Sobre o tempo

Sobre o tempo

Para começar, não refletimos sobre os episódios da nossa história, e não estou falando sobre séculos: não conseguimos observar, sequer, os últimos 10 ou 20 anos.

Lendo o jornal A Cidade do último domingo, uma entrevista com a economista e administradora Rosalinda Chedian Pimental me prendeu a atenção. Entre observações sobre os mais variados assuntos, a ribeirãopretana, que se mudou ainda jovem para o Rio de Janeiro e passou parte da carreira em Franca, cita a filósofa alemã Hannah Arendt — que não gostava de ser classificada como tal, preferindo dizer que suas publicações eram “teorias”, e não “filosofias políticas”. 

Confesso que conheço pouco da obra da autora, mas, segundo Rosalinda, Arendt costumava abordar em suas obras a relação entre passado e futuro. “Essa falta de conexão do tempo entre o passado com o futuro está trazendo, hoje, reações que estão muito vinculadas às atividades do passado, sem a percepção do presente e do futuro”, argumenta a entrevistada. A questão tem me feito refletir muito nos últimos meses.  Parece que, quanto mais acelerado o ritmo de vida se torna, mais distante fica o passado e menor ainda é a atenção dada ao futuro.

Para começar, não refletimos sobre os episódios da nossa história, e não estou aqui falando sobre séculos passados.
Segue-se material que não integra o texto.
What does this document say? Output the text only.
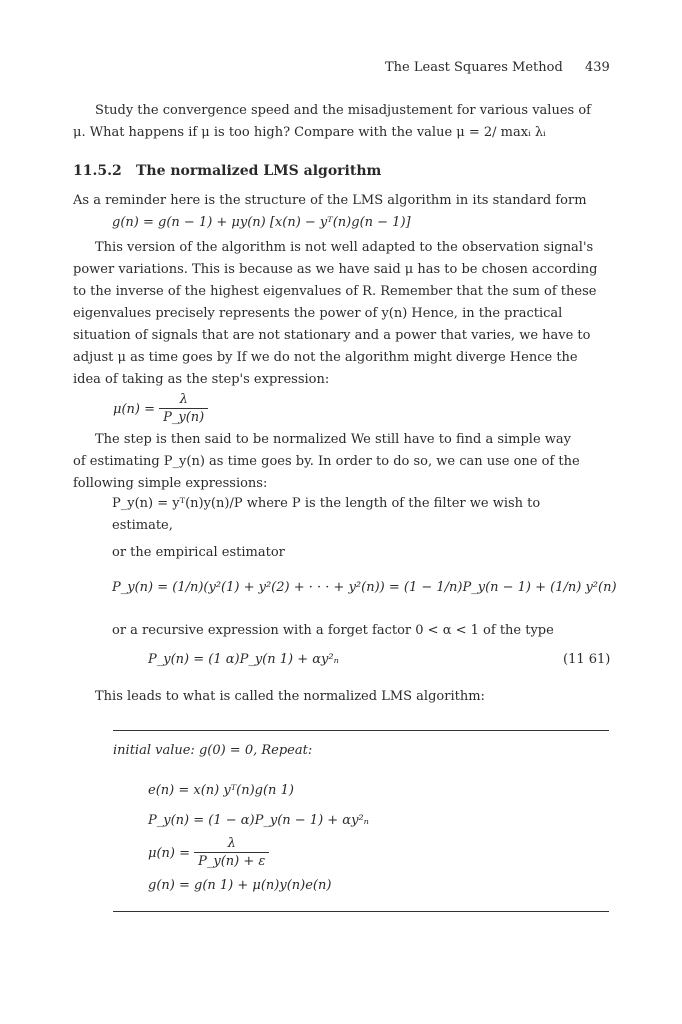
The Least Squares Method 439
Study the convergence speed and the misadjustement for various values of
μ. What happens if μ is too high? Compare with the value μ = 2/ maxᵢ λᵢ
11.5.2 The normalized LMS algorithm
As a reminder here is the structure of the LMS algorithm in its standard form
g(n) = g(n − 1) + μy(n) [x(n) − yᵀ(n)g(n − 1)]
This version of the algorithm is not well adapted to the observation signal's
power variations. This is because as we have said μ has to be chosen according
to the inverse of the highest eigenvalues of R. Remember that the sum of these
eigenvalues precisely represents the power of y(n) Hence, in the practical
situation of signals that are not stationary and a power that varies, we have to
adjust μ as time goes by If we do not the algorithm might diverge Hence the
idea of taking as the step's expression:
$\mu(n) = \frac{\lambda}{P\_y(n)}$
The step is then said to be normalized We still have to find a simple way
of estimating P_y(n) as time goes by. In order to do so, we can use one of the
following simple expressions:
P_y(n) = yᵀ(n)y(n)/P where P is the length of the filter we wish to
estimate,
or the empirical estimator
P_y(n) = (1/n)(y²(1) + y²(2) + · · · + y²(n)) = (1 − 1/n)P_y(n − 1) + (1/n) y²(n)
or a recursive expression with a forget factor 0 < α < 1 of the type
P_y(n) = (1 α)P_y(n 1) + αy²ₙ	(11 61)
This leads to what is called the normalized LMS algorithm:
initial value: g(0) = 0, Repeat:
e(n) = x(n) yᵀ(n)g(n 1)
P_y(n) = (1 − α)P_y(n − 1) + αy²ₙ
$\mu(n) = \frac{\lambda}{P\_y(n) + \varepsilon}$
g(n) = g(n 1) + μ(n)y(n)e(n)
Não conseguimos observar, sequer, os últimos 10 ou 20 anos. Um exemplo, em Ribeirão Preto, que passei a acompanhar de perto, é a questão do trânsito. Como cidadãos, todos percebemos, em maior ou menor intensidade, que o volume de carros circulando na cidade cresceu. Já não há mais tantos privilegiados que conseguem chegar em casa depois do trabalho em cinco ou 10 minutos. 

Não é difícil entender o que aconteceu. Segundo pesquisa, de 2002 a 2012, o número de veículos registrados no município subiu de 188.448 para 377.148 no período. O impacto deste crescimento não se vê apenas no tempo do cidadão, que já seria uma repercussão importante por si só, mas também na situação das ruas e das avenidas, que estão precisando de cuidados. Esta não é certamente a única razão dos buracos na cidade, claro. Há a ação do tempo, do clima, etc, e também uma falta de prioridade no que diz respeito à manutenção das vias públicas. A última grande intervenção nessa área aconteceu em 2000. Essa afirmação não é uma justificativa, mas apenas uma explicação mesmo.

Por entender que todo cenário tem uma razão de ser, volto a salientar a importância do compromisso com o outro. Mesmo o trânsito tem impactos positivos quando agimos sob essa perspectiva, considerando o outro. Em casa também: podar as plantas e colocar os galhos junto com o lixo na rua, na hora em que bem entender, é uma demonstração clara de total falta de preocupação com o vizinho ou com os moradores do entorno. 

Se não cultivamos o hábito de refletir sobre o passado recente, sobre o futuro, então, nem se fala. Isso é praticamente uma característica cultural reconhecida entre os brasileiros, seja no âmbito público ou pessoal.  A falta de reflexão sobre passado e futuro talvez ajude a explicar porque, no presente, estão postas questões tão fundamentais para a qualidade de vida da sociedade, mas a mudança que queremos ver na perspectiva social não tem outro modo de começar, senão na atitude de cada um. Precisamos encontrar um novo ângulo para observar o relógio.

Isabel de Farias
Secretária de Infraestrutura e Coordenadora da Limpeza Urbana de Ribeirão Preto.